Here's an article from today's Chicago Tribune on the Mike Malloy incident:
 

 FIRED LATE-NIGHT RADIO HOST STAYED AWAY FROM THE LIGHT
 Eric Zorn   03/27/2000
 

 If you listened closely, you heard the firing of Mike Malloy coming for months.

 After he'd spar at some length with hostile callers to his radio show, you'd
 hear him say, "See? I don't hang up on people with an opposing point of
 view," as though speaking directly to his bosses. And when the conversation
 got heavy, he'd quip, "I hope this isn't too `dark' for you."

 Then, several weeks ago, he began closing his daily, 10 p.m.-1 a.m. shift on
 WLS -AM with, "I'll be back tomorrow night . . . I hope."

 And there was what you never heard: Proud announcements from WLS '
 promotions department when Malloy's ratings soared in 1998, when he was
 named one of the top 100 hosts in America by Talkers magazine for the second
 year in a row recently, or when he won a prestigious Achievement in Radio
 award as best local nighttime talk personality.

 These were among clues that station management did not like Malloy, 57, a
 journeyman broadcaster whose red-meat liberalism was an antidote to the
 windy conservatism of syndicated midday host Rush Limbaugh. Those who heeded
 these clues were not surprised at 12:25 a.m. Saturday when, in a halting
 voice, Malloy read a prepared statement saying his three-year run on the
 station would be over in half an hour.

 I did like him. I liked his politics and I liked him personally. More
 disclosure: I made unpaid appearances on his show every couple of months,
 traded news tips with him off the air and in the past discussed with WLS
 doing fill-in shifts; my wife works at another radio station in town and my
 employer owns WGN-AM, where I've recently guest-hosted a couple of times.
 But it's mostly as a listener--a guy who frequently taped his program and
 listened to it the next day while exercising or puttering- -that Malloy's
 firing disappoints me.

 Officially, the parting was an "amicable . . . mutual agreement" to allow
 Malloy to "pursue other opportunities." He, the station and parent company
 ABC are now contractually bound to repeat this lie. But Malloy often told me
 in recent months of his belief that management was sharpening the ax because
 he refused to be an obsequious house liberal.

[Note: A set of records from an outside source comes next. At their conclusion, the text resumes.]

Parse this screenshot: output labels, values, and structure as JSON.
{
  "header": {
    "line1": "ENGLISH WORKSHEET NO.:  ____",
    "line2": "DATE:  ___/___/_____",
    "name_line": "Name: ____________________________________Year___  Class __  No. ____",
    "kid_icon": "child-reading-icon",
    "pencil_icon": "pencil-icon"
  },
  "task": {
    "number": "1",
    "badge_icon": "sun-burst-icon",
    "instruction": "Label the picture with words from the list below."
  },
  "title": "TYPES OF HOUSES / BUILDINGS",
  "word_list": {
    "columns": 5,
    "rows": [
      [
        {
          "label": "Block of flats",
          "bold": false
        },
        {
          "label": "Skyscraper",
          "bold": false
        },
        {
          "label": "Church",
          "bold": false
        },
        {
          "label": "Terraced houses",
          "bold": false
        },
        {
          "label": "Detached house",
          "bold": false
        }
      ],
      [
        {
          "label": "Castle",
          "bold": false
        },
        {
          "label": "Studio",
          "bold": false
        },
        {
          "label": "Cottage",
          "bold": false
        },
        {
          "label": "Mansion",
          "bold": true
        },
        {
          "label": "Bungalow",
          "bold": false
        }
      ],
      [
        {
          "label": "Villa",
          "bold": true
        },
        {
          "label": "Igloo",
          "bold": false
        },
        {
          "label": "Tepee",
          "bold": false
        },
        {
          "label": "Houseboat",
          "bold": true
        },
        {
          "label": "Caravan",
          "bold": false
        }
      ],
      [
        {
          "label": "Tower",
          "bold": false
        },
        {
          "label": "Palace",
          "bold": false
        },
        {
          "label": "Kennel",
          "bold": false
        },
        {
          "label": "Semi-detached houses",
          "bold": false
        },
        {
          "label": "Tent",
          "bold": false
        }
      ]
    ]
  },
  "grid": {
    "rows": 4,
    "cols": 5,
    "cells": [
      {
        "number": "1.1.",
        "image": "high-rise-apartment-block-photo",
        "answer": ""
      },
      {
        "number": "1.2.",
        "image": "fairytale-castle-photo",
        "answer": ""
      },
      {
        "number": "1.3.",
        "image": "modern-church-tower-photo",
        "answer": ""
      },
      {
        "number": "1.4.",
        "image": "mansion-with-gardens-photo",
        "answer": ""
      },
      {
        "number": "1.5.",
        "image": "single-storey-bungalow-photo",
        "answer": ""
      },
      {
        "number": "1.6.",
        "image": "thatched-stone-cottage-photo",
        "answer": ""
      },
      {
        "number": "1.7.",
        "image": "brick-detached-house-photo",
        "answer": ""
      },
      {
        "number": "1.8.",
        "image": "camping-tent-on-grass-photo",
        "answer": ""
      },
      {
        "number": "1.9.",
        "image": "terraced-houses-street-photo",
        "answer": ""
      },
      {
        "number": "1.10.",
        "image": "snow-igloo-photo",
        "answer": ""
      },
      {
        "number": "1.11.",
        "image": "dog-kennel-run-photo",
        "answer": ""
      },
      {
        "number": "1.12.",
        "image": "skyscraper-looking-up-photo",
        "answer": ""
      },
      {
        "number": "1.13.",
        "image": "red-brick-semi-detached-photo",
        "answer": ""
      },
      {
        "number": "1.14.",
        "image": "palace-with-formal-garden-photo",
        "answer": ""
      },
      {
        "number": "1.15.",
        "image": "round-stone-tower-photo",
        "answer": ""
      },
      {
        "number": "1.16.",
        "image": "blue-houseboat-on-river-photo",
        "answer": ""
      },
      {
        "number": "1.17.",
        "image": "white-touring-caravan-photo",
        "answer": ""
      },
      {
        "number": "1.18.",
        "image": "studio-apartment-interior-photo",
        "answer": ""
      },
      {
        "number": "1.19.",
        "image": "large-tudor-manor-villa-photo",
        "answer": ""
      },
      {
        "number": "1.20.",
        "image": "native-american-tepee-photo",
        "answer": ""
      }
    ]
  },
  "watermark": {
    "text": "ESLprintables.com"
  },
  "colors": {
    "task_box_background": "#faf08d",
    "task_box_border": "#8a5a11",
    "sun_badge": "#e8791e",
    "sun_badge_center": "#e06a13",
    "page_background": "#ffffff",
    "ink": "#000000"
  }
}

 Station operations director Mike Elder declined to comment Saturday, but
 recently blasted Malloy's "very dark and mean-spirited approach to talk
 radio" in e-mail sent--perhaps in error--to listener Bob Miya of Glenview
 and forwarded to me. He accused Malloy of continually cutting off callers
 who disagree with him, making "name calling . . . a major part of (his)
 performance" and creating "an environment of disgruntlement." Admittedly,

 Malloy was not merry or equivocal (see mikemalloy.net). But he was no more
 mean-spirited or short with argumentative callers than Limbaugh, the king of
 radio name callers, snippy Laura Schlessinger or several other right-leaning
 hosts heard on WLS . And in the 11 Arbitron ratings periods of Malloy's tenure,
 he beat or tied the station's overall rating among its target 25- to 54-year-old
 demographic eight times, including in the most recent period.

 "We will take some heat from his followers and die-hard liberals, " added
 one of Elder's e-mails. "But for the direction WLS is going, it's time to  make a move."

 That move was to offer Malloy a severance bonus in exchange for his silence about
 his opinion of WLS management. Left-leaning iconoclast Jay Marvin will at least
 temporarily expand his 7-10 p.m. show into the first two hours of  Malloy's old shift;
 a syndicated program about the supernatural will fill the third hour.

 And what direction is the station going in? Perhaps not so much righter as lighter.
 Malloy's program tended toward the serious-- topics plucked from the Nation magazine
 or Mother Jones instead of Cosmo and People--and did not shy from troubling (dark?)
 issues involving the environment, foreign policy and corporate irresponsibility that
 other hosts rarely touch. His firing is consistent with recent reductions in hours on
 weekends for the serious,  brilliant (though misguided) conservative Tom Roeser and
 the provocatively progressive team of Nancy Skinner and Ski Anderson.

 Malloy was not perfect, but he added texture, balance and depth to Chicago radio.
 Name calling isn't nice, I know, but in the case of those who ran him  out of town
 on false pretenses, I'm willing to make an exception.